Debbie and I were saddened, during our vacation, to learn of the suicides of Anthony Bourdain and Kate Spade. It wasn’t many weeks ago that a young middle school student in north San Antonio likewise took his life.
While I didn’t know any of these people or their struggles personally, I know this: Hopelessness and loneliness almost always precede suicide.
Certainly mental illness is a valid factor-and may have played a role in some of these instances-but there’s something else that makes us, as Americans, potentially extra susceptible. The whirlwind of our lifestyles is marked by busy-ness and individualism. People can be inundated with shallow relationships via texting and social media, yet still be unknown at the level where hopelessness and loneliness reside. It’s that lonely-but-never-alone thing.

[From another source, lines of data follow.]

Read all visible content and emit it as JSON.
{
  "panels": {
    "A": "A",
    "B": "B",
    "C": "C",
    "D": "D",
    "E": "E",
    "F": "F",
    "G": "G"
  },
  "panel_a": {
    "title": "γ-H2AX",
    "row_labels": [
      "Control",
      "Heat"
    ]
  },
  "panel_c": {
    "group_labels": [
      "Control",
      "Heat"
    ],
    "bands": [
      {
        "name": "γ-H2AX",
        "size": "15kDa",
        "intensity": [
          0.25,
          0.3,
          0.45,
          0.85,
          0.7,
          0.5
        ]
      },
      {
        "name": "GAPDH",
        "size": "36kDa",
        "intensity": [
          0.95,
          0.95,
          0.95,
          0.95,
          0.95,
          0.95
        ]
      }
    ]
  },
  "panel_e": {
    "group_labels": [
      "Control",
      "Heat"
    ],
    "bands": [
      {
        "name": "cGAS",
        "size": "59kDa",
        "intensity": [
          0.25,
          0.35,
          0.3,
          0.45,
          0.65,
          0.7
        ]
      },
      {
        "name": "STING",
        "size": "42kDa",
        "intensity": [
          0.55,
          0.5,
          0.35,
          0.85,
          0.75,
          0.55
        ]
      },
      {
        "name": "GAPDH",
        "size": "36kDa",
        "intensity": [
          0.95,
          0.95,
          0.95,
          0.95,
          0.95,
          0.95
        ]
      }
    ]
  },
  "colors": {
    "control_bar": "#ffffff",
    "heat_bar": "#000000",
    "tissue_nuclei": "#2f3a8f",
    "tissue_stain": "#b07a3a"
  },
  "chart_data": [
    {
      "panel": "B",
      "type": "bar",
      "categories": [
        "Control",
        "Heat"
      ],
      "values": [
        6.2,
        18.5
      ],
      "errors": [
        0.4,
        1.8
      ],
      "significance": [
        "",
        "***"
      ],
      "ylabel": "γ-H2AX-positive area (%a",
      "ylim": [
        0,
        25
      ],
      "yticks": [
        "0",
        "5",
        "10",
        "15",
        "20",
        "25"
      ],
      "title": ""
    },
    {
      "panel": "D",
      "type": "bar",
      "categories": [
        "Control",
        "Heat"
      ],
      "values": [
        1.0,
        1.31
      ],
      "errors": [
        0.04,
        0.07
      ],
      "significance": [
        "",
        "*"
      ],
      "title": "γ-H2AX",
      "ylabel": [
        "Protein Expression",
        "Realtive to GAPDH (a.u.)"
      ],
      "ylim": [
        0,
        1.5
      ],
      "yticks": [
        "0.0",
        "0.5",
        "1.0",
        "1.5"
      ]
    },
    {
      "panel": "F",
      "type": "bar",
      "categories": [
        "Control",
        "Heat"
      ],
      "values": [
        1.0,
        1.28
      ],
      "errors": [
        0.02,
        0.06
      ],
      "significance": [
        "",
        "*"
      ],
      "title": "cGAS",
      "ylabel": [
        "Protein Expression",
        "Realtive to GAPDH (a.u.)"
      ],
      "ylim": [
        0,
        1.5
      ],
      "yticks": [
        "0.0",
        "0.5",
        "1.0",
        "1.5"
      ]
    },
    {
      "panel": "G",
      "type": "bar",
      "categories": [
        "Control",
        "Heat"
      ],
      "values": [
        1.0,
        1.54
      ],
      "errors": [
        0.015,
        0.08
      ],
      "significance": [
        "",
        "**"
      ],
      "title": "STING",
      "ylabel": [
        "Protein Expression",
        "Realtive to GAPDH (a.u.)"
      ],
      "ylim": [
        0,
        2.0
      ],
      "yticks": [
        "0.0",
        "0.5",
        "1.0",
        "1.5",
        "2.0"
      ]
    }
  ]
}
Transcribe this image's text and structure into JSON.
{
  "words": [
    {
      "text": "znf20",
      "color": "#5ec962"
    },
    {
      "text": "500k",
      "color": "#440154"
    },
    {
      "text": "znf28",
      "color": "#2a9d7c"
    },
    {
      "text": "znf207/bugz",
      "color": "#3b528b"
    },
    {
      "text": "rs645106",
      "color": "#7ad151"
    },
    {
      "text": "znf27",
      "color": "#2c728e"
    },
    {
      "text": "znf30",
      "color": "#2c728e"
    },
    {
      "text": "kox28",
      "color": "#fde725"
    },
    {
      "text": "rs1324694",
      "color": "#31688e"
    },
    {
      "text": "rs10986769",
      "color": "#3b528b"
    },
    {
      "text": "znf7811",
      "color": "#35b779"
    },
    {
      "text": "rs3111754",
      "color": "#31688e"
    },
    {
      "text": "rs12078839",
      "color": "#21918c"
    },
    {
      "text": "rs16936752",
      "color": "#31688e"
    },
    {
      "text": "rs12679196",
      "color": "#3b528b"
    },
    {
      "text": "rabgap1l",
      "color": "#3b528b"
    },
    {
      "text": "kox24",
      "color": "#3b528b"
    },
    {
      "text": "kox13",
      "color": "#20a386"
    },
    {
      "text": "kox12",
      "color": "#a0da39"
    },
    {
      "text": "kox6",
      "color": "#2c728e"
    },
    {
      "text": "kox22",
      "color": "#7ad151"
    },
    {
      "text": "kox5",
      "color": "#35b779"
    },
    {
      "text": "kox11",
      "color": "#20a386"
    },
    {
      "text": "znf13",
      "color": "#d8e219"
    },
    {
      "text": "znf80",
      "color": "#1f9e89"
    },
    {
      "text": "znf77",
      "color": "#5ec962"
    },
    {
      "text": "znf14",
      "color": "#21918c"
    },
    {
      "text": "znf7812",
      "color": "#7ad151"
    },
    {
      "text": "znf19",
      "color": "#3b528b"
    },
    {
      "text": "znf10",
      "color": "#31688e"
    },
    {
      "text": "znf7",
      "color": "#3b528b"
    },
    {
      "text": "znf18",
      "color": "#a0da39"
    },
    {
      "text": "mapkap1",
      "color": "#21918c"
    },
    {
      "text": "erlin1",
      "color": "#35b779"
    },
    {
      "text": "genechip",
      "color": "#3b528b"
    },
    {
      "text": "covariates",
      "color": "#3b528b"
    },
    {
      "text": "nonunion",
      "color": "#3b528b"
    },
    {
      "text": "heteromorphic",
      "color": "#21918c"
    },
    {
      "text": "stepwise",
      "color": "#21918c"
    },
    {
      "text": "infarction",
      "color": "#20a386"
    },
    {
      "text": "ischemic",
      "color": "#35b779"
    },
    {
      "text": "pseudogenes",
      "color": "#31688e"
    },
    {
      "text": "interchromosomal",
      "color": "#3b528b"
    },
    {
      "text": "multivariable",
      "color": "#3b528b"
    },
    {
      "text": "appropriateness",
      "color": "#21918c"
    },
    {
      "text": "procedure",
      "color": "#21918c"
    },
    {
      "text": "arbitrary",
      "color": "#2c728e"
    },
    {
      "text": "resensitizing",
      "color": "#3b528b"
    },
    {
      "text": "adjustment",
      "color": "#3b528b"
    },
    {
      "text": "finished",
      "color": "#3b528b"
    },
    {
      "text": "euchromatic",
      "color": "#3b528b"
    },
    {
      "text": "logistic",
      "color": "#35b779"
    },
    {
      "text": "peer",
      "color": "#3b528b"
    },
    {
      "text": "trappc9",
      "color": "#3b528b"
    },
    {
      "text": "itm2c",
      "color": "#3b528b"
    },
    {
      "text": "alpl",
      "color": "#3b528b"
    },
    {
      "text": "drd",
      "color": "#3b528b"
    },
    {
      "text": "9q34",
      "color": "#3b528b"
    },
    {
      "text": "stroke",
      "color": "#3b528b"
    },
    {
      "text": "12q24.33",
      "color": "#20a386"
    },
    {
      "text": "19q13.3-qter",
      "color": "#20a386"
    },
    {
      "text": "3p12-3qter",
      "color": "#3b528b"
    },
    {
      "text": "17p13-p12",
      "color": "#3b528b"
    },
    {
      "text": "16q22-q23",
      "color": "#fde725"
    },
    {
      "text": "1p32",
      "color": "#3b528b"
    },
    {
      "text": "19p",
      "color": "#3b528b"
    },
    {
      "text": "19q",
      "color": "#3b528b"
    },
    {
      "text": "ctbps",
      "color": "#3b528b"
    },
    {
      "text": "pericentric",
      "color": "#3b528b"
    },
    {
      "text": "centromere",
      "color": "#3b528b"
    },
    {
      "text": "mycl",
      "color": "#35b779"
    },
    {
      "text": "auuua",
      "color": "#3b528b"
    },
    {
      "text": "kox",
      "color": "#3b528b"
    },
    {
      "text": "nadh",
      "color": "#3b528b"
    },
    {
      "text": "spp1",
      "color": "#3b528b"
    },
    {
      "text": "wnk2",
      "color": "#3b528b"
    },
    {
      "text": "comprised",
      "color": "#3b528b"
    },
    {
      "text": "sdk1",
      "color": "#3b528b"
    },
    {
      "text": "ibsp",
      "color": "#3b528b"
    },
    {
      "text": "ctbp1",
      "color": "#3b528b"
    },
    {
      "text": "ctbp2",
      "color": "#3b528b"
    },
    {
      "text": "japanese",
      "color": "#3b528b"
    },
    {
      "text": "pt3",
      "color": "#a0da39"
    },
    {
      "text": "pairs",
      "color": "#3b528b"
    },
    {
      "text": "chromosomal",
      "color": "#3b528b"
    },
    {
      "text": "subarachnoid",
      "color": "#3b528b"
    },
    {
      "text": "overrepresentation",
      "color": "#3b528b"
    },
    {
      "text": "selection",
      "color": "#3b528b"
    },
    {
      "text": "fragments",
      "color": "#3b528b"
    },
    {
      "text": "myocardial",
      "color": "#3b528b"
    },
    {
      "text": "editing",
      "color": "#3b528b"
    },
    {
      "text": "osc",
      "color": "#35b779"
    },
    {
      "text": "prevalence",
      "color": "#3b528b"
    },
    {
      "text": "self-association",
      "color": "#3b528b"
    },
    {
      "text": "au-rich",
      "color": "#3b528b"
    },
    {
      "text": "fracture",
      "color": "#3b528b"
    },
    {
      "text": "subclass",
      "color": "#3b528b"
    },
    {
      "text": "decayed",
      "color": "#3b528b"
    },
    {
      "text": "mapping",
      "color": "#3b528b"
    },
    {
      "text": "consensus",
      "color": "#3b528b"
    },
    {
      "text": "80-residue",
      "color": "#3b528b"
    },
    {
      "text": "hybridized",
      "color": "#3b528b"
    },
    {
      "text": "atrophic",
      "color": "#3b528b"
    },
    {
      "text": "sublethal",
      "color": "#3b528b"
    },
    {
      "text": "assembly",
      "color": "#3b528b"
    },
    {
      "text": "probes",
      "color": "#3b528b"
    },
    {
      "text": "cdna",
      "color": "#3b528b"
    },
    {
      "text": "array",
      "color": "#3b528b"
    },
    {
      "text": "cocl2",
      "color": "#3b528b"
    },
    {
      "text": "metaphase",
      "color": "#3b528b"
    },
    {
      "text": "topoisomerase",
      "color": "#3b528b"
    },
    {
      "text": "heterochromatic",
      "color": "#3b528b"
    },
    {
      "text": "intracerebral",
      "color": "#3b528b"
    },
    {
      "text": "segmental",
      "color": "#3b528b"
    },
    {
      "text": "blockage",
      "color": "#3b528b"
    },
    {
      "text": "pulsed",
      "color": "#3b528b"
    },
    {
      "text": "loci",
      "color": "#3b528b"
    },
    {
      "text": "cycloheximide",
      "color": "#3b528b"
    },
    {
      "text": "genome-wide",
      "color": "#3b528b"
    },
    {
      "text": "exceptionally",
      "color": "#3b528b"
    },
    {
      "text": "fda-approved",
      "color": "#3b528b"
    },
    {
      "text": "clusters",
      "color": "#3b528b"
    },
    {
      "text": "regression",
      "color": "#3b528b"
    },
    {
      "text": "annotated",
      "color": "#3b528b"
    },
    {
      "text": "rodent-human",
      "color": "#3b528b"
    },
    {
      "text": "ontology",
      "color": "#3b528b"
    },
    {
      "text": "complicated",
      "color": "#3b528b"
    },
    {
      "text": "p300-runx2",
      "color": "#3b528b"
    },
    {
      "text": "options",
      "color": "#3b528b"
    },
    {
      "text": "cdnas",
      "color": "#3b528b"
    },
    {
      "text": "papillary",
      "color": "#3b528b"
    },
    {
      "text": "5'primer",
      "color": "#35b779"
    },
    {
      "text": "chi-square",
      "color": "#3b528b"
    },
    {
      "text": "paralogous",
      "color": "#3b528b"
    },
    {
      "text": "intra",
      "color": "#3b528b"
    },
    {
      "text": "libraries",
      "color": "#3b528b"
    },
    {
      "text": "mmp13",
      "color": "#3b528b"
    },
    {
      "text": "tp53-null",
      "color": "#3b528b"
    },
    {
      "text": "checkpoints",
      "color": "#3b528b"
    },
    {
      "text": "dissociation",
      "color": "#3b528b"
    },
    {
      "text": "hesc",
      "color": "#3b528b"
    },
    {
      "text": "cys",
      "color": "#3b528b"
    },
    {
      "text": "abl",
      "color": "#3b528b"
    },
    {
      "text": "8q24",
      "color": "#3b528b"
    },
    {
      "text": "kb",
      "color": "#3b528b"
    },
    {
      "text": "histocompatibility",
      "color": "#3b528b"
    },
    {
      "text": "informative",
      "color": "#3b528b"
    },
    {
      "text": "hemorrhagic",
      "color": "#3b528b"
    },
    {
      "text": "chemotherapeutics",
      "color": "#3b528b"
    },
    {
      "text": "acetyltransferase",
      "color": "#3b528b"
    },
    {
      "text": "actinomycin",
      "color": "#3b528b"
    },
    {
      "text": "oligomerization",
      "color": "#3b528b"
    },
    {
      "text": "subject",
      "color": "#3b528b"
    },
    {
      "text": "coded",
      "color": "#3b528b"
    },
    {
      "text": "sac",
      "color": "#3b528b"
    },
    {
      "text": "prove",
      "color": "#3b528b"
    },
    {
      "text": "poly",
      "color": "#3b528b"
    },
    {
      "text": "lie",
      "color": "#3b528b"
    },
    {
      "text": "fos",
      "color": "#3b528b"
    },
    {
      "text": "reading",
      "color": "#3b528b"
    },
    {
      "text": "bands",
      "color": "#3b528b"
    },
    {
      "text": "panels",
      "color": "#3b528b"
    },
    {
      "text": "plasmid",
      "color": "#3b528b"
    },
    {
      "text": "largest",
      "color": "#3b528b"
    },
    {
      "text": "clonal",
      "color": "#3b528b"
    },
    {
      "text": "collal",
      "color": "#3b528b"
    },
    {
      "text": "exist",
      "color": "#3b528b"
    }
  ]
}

The answer isn’t an easy one and I don’t even think it’s going to be found in our slowing down. I do think, however, we’re going to need to reprioritize relationships over accomplishments-people over tasks.
One of the answers is for us to be the church. Not for us to merely come to “church” on Sundays, but to make developing meaningful relationships a priority. It’s what we do in our life groups.
The key difference between Sunday morning and a life group is that in a life group a person is known. When they’re known, they can be discipled. When they’re known, they can use their gifts to bless others. When they’re known they generally don’t get divorced, commit suicide or walk off the deep end in some other way. When they’re known, their family and other relationships are healthier. That’s the blessing and the power of Jesus through his church.
The stronger we are in our commitment to actually be the church, the greater the impact we will have in our community and the world and the more glory we’ll bring Jesus.